Mormon History
Memories of Brigham Young - 1857
Daily Quincy Whig – July 22, 1857
(From the Buffalo Commercial Advertiser.)
The Mormon
Leaders.
Both Brigham Young and Heber
C. Kimball are New Yorkers. Brigham lived near the line dividing Ontario and
Monroe counties, in the town of Victor, at the time he became a Mormon. He had
always manifested a proclivity to religious fanaticism, or rather he was a lazy
rapscallion, good for nothing except to howl at a camp meeting. He lived in a
log shanty, with a dilapidated, patient, suffering wife, surrounded by a host of
tow headed children. Occasionally he made up a lot of axe-helves and traded them
off for sugar and tea; in other fits of industry he would do a day's work in the
hay-field for a neighbor, hoe the potatoes in his own little patch, or pound
clothes for his wife on a washing day. But his special mission was to go
camp-meetings and revivals, where he managed to get his daily bread out of the
more wealthy brethren, in consideration of the unction with which he shouted "ga-lo-rah!"
On such occasions Brigham took no thought of the morrow, but cheerfully putting
on his old wool hat, would leave his family without flour in the barrel or wood
at the door, and telling his wife that the "Lord would provide," he would put
off for a week's absence. Poor Mrs. Brigham managed by borrowing from her
neighbors with the small hope of paying, chopped the wood herself, with an old
sun-bonnet -- Navarino style -- went to the spring for water, thoroughly
convinced that her lot was not of the easiest, and that her husband was, to use
a western expression, an "ornary cuss;" in which sentiment all who knew him
joined. People were getting very tired of Brigham when Mormonism turned up. He
was just the man for the religion and the religion seemed expressly adapted to
him. He became an exhorter, held neighborhood meetings, ranted and howled his
doctrines into the minds of others as weak as himself, and finally went West,
with the rest of them, where he has developed his powers until the poor,
miserable rustic loafer is Governor of a Territory and the chief prophet of a
great religious sect. He has just the mixture of shrewdness and folly which is
required for success in fanaticism or quackery. A wiser man could not hold his
place. A man must be half fool and half knave to be a successful quack.

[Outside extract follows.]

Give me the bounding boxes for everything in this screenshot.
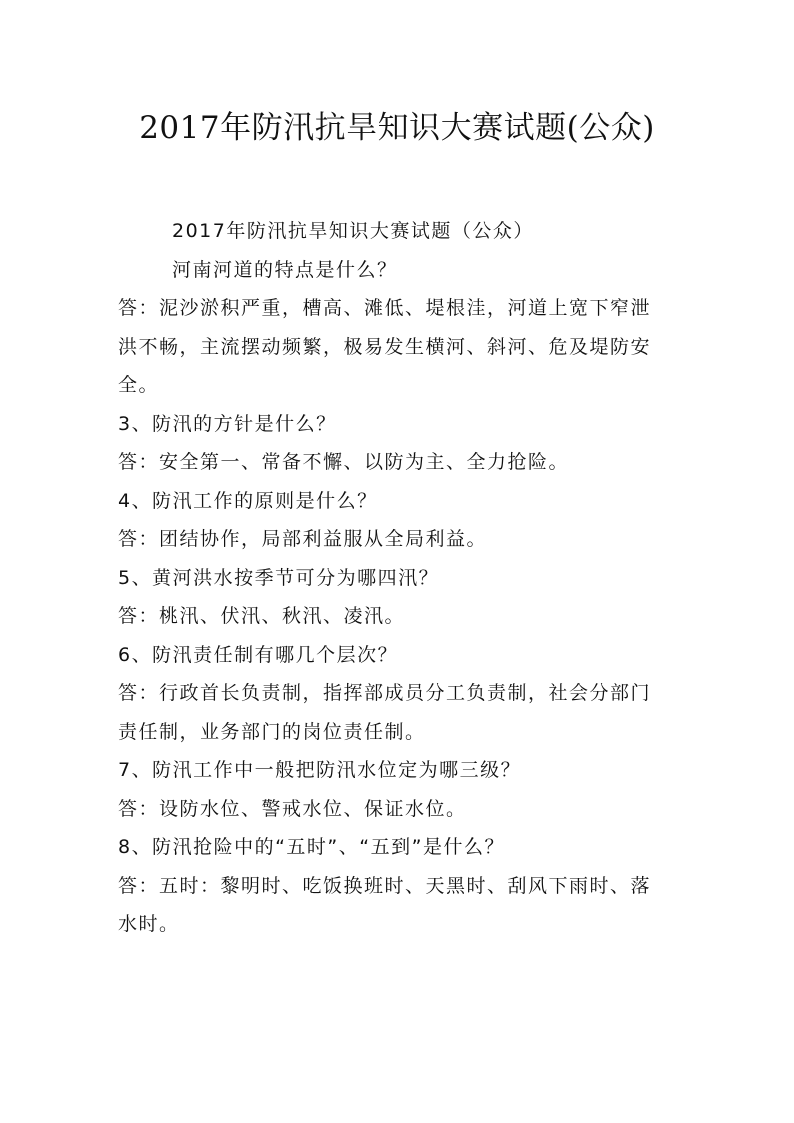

Heber C. Kimball was a man of more respectability. He was a born fanatic, and if
he was not a Mormon would be something else just like it. In his church -- he
was a Baptist originally -- he was one of those pestilent fellows who want
resolutions passed at church meetings withholding fellowship from somebody else,
and insist on having a political codicil added to the Bible. We believe he had
some property. He has much more talent than Brigham Young, but is inferior to
him in the elements of quackery. He has very respectable relatives now living in
the part of Monroe county from which he started.
Note: For a contemporary account of Brigham Young's baptism into Mormonism, see
the
Apr. 14, 1832 issue of the Rochester Liberal Advocate.